In any case, despite all of this, Jesus once again confounds conventional theology. He says, “It was not that this man sinned, or his parents, but that the works of God might be made manifest in him” (John 9:3). Jesus later says the same thing about the illness of Lazarus, saying that “it is for God’s glory so that God’s Son may be glorified through it” (John 11:4).
I am left gasping at this explanation which confounds all my reason. I could dance around it with cleverness and point out that Jesus does not altogether deny the role of sin in the origin of blindness. He only says that it wasn’t the sins of this man or his parents. One could argue that perhaps the sins of others or the sins of demons are to blame. But Jesus doesn’t blame any sin at all in his etiology of the blindness. My reason wants to chirp, “If sin is not to blame, then what? If no sinner is at fault, then who? God?” I cannot blame God for this man’s blindness. But Jesus says that he is blind so that the works of God might be made manifest in him.
I understand very well that Jesus heals him – and that this is a work of God that reveals the divinity of Jesus. I understand very well that the Lord uses the man’s blindness to teach the world to see. This is what the Lord does again and again. Out of the darkness, he brings light – as on the first day of creation. He says, “Let there be light.” And there is light. I see that, out of death, the Lord brings life. By death, he tramples death. And so, how fitting that through the blindness of one man, he gives eyes of faith to many. The man whose eyes are opened is brought before those who deny that Jesus is from God and he testifies to the healing, and that Jesus is of God, and he believes and worships Jesus (John 9:11, 13, 16, 25, 30-33, 38).

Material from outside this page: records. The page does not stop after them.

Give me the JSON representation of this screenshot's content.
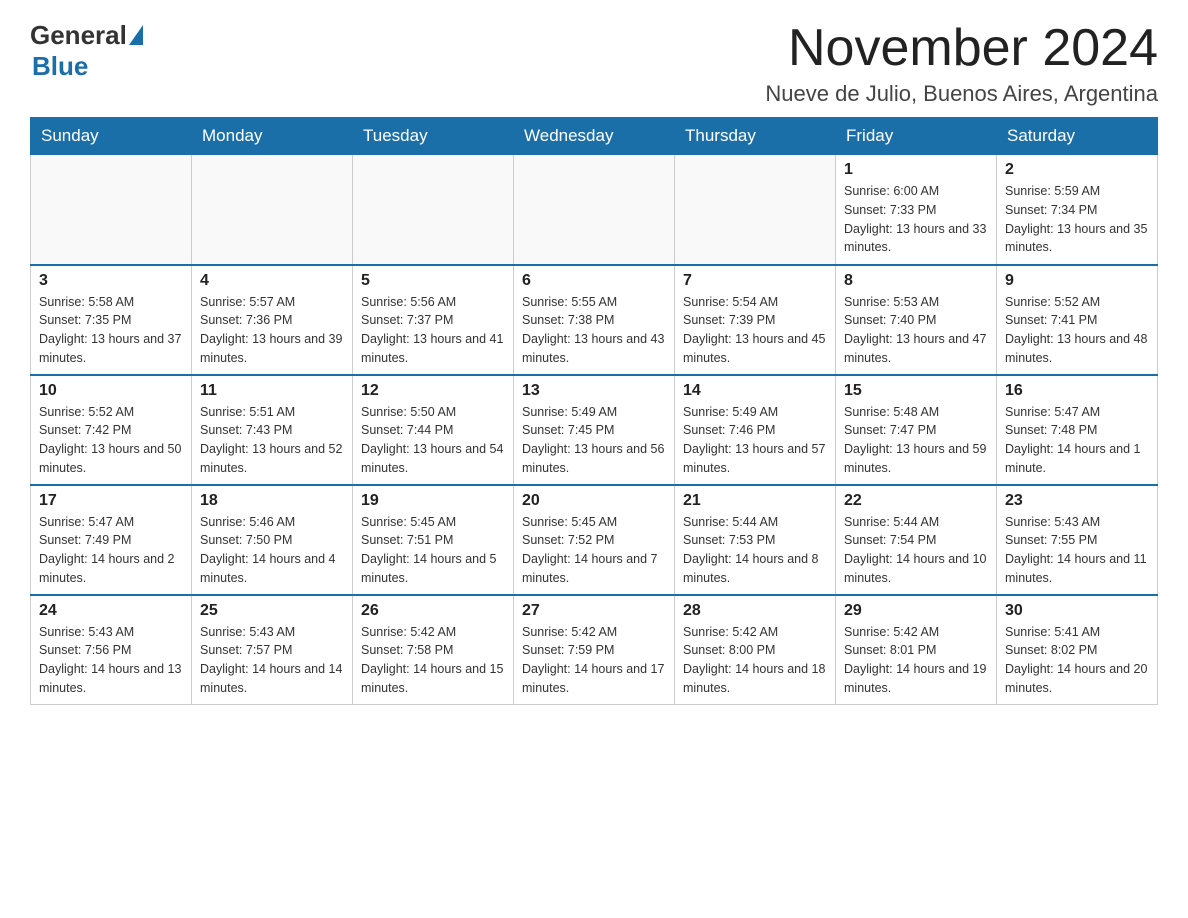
{
  "logo": {
    "general": "General",
    "blue": "Blue"
  },
  "title": "November 2024",
  "location": "Nueve de Julio, Buenos Aires, Argentina",
  "weekdays": [
    "Sunday",
    "Monday",
    "Tuesday",
    "Wednesday",
    "Thursday",
    "Friday",
    "Saturday"
  ],
  "weeks": [
    [
      {
        "day": "",
        "sunrise": "",
        "sunset": "",
        "daylight": ""
      },
      {
        "day": "",
        "sunrise": "",
        "sunset": "",
        "daylight": ""
      },
      {
        "day": "",
        "sunrise": "",
        "sunset": "",
        "daylight": ""
      },
      {
        "day": "",
        "sunrise": "",
        "sunset": "",
        "daylight": ""
      },
      {
        "day": "",
        "sunrise": "",
        "sunset": "",
        "daylight": ""
      },
      {
        "day": "1",
        "sunrise": "Sunrise: 6:00 AM",
        "sunset": "Sunset: 7:33 PM",
        "daylight": "Daylight: 13 hours and 33 minutes."
      },
      {
        "day": "2",
        "sunrise": "Sunrise: 5:59 AM",
        "sunset": "Sunset: 7:34 PM",
        "daylight": "Daylight: 13 hours and 35 minutes."
      }
    ],
    [
      {
        "day": "3",
        "sunrise": "Sunrise: 5:58 AM",
        "sunset": "Sunset: 7:35 PM",
        "daylight": "Daylight: 13 hours and 37 minutes."
      },
      {
        "day": "4",
        "sunrise": "Sunrise: 5:57 AM",
        "sunset": "Sunset: 7:36 PM",
        "daylight": "Daylight: 13 hours and 39 minutes."
      },
      {
        "day": "5",
        "sunrise": "Sunrise: 5:56 AM",
        "sunset": "Sunset: 7:37 PM",
        "daylight": "Daylight: 13 hours and 41 minutes."
      },
      {
        "day": "6",
        "sunrise": "Sunrise: 5:55 AM",
        "sunset": "Sunset: 7:38 PM",
        "daylight": "Daylight: 13 hours and 43 minutes."
      },
      {
        "day": "7",
        "sunrise": "Sunrise: 5:54 AM",
        "sunset": "Sunset: 7:39 PM",
        "daylight": "Daylight: 13 hours and 45 minutes."
      },
      {
        "day": "8",
        "sunrise": "Sunrise: 5:53 AM",
        "sunset": "Sunset: 7:40 PM",
        "daylight": "Daylight: 13 hours and 47 minutes."
      },
      {
        "day": "9",
        "sunrise": "Sunrise: 5:52 AM",
        "sunset": "Sunset: 7:41 PM",
        "daylight": "Daylight: 13 hours and 48 minutes."
      }
    ],
    [
      {
        "day": "10",
        "sunrise": "Sunrise: 5:52 AM",
        "sunset": "Sunset: 7:42 PM",
        "daylight": "Daylight: 13 hours and 50 minutes."
      },
      {
        "day": "11",
        "sunrise": "Sunrise: 5:51 AM",
        "sunset": "Sunset: 7:43 PM",
        "daylight": "Daylight: 13 hours and 52 minutes."
      },
      {
        "day": "12",
        "sunrise": "Sunrise: 5:50 AM",
        "sunset": "Sunset: 7:44 PM",
        "daylight": "Daylight: 13 hours and 54 minutes."
      },
      {
        "day": "13",
        "sunrise": "Sunrise: 5:49 AM",
        "sunset": "Sunset: 7:45 PM",
        "daylight": "Daylight: 13 hours and 56 minutes."
      },
      {
        "day": "14",
        "sunrise": "Sunrise: 5:49 AM",
        "sunset": "Sunset: 7:46 PM",
        "daylight": "Daylight: 13 hours and 57 minutes."
      },
      {
        "day": "15",
        "sunrise": "Sunrise: 5:48 AM",
        "sunset": "Sunset: 7:47 PM",
        "daylight": "Daylight: 13 hours and 59 minutes."
      },
      {
        "day": "16",
        "sunrise": "Sunrise: 5:47 AM",
        "sunset": "Sunset: 7:48 PM",
        "daylight": "Daylight: 14 hours and 1 minute."
      }
    ],
    [
      {
        "day": "17",
        "sunrise": "Sunrise: 5:47 AM",
        "sunset": "Sunset: 7:49 PM",
        "daylight": "Daylight: 14 hours and 2 minutes."
      },
      {
        "day": "18",
        "sunrise": "Sunrise: 5:46 AM",
        "sunset": "Sunset: 7:50 PM",
        "daylight": "Daylight: 14 hours and 4 minutes."
      },
      {
        "day": "19",
        "sunrise": "Sunrise: 5:45 AM",
        "sunset": "Sunset: 7:51 PM",
        "daylight": "Daylight: 14 hours and 5 minutes."
      },
      {
        "day": "20",
        "sunrise": "Sunrise: 5:45 AM",
        "sunset": "Sunset: 7:52 PM",
        "daylight": "Daylight: 14 hours and 7 minutes."
      },
      {
        "day": "21",
        "sunrise": "Sunrise: 5:44 AM",
        "sunset": "Sunset: 7:53 PM",
        "daylight": "Daylight: 14 hours and 8 minutes."
      },
      {
        "day": "22",
        "sunrise": "Sunrise: 5:44 AM",
        "sunset": "Sunset: 7:54 PM",
        "daylight": "Daylight: 14 hours and 10 minutes."
      },
      {
        "day": "23",
        "sunrise": "Sunrise: 5:43 AM",
        "sunset": "Sunset: 7:55 PM",
        "daylight": "Daylight: 14 hours and 11 minutes."
      }
    ],
    [
      {
        "day": "24",
        "sunrise": "Sunrise: 5:43 AM",
        "sunset": "Sunset: 7:56 PM",
        "daylight": "Daylight: 14 hours and 13 minutes."
      },
      {
        "day": "25",
        "sunrise": "Sunrise: 5:43 AM",
        "sunset": "Sunset: 7:57 PM",
        "daylight": "Daylight: 14 hours and 14 minutes."
      },
      {
        "day": "26",
        "sunrise": "Sunrise: 5:42 AM",
        "sunset": "Sunset: 7:58 PM",
        "daylight": "Daylight: 14 hours and 15 minutes."
      },
      {
        "day": "27",
        "sunrise": "Sunrise: 5:42 AM",
        "sunset": "Sunset: 7:59 PM",
        "daylight": "Daylight: 14 hours and 17 minutes."
      },
      {
        "day": "28",
        "sunrise": "Sunrise: 5:42 AM",
        "sunset": "Sunset: 8:00 PM",
        "daylight": "Daylight: 14 hours and 18 minutes."
      },
      {
        "day": "29",
        "sunrise": "Sunrise: 5:42 AM",
        "sunset": "Sunset: 8:01 PM",
        "daylight": "Daylight: 14 hours and 19 minutes."
      },
      {
        "day": "30",
        "sunrise": "Sunrise: 5:41 AM",
        "sunset": "Sunset: 8:02 PM",
        "daylight": "Daylight: 14 hours and 20 minutes."
      }
    ]
  ]
}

The Lord brings good out of evil. That’s what the Lord does. But he is the origin of no evil. So today, when he says that the man is blind so that God can heal him, I don’t understand. That’s a mystery to me. It’s rather like the mystery of the cross.
I want to ask Jesus after he gives his explanation, “Yeah, but, had it not been for sin in the world, surely this man would not have been born blind?” But that’s not the kind of question we’re going to hear from Jesus or his disciples. That’s the kind of speculative theology they don’t get into. Maybe that kind of thinking is more Greek than Hebrew – or maybe it’s more a curse of this age than that to be vexed by such questions. You won’t hear them saying things like, “Well, if reality were other than it is, what then would this or that be?” That’s not their shtick – not at all. Jesus is much more interested in healing this man than in theoretically analyzing his condition.

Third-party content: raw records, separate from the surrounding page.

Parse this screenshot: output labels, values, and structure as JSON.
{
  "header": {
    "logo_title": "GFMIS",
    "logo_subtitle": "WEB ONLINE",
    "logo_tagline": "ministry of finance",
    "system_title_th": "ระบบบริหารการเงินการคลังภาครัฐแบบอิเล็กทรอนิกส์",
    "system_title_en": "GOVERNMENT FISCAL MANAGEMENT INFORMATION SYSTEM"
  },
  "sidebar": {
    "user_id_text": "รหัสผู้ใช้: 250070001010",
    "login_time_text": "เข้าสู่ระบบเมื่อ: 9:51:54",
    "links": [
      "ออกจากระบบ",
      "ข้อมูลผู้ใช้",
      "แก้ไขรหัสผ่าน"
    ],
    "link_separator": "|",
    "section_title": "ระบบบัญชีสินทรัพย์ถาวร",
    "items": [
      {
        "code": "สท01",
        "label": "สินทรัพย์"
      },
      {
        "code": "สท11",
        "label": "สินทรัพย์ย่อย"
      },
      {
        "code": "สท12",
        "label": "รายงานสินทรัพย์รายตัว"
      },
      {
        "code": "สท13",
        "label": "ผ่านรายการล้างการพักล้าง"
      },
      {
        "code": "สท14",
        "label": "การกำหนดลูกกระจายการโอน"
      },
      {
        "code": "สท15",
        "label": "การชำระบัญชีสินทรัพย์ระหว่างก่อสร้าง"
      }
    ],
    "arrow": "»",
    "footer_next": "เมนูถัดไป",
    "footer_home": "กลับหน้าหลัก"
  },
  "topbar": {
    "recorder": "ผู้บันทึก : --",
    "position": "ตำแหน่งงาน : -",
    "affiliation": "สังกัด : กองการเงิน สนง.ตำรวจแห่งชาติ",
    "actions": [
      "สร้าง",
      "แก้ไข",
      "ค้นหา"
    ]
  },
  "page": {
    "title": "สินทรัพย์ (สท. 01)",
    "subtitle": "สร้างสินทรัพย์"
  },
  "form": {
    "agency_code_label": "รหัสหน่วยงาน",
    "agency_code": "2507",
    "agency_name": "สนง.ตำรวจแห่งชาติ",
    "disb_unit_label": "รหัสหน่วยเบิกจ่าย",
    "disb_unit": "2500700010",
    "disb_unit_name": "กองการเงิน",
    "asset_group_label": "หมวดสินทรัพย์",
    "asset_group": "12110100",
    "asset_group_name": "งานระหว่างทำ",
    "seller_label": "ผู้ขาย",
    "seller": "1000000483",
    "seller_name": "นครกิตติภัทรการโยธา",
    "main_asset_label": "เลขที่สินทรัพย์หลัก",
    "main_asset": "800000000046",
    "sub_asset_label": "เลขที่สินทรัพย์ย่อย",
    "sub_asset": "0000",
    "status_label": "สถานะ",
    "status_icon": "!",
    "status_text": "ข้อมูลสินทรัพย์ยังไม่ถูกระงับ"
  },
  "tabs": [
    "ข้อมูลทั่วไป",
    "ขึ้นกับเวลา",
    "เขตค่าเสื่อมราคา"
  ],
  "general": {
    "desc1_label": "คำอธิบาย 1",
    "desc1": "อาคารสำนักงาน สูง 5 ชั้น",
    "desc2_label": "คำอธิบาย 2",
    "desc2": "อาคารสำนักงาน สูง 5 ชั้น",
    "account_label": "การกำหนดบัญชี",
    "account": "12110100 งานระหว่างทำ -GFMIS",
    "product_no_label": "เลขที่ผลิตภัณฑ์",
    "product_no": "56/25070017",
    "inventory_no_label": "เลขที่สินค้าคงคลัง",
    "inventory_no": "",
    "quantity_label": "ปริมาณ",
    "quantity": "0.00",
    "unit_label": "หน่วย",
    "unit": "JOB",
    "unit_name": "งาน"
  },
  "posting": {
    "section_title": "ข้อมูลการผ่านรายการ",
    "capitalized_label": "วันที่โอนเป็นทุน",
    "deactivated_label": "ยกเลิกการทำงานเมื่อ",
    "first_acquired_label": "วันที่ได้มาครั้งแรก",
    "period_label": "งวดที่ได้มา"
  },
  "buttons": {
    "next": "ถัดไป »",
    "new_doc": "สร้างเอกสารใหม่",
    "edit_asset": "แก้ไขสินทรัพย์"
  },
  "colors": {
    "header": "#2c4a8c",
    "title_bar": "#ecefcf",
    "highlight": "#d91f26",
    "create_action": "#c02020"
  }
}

We ought to be like Jesus in this. Simply love, show compassion, heal, deliver, all to the glory of God, rather than trying to subject everything to our finite analytical human understanding, as if reality, or even God, were subject to us. If, instead, we seek to glorify God, then God blesses us beyond all understanding.
The mystery of good and evil is beyond our comprehension. And there comes a time to accept that we cannot understand everything – and that every answer we can give is a lie. The Truth is a Person, not an answer. Perhaps we can understand best in silent contemplation of the awesome mystery when we stop trying to figure everything out and abandon ourselves completely to God.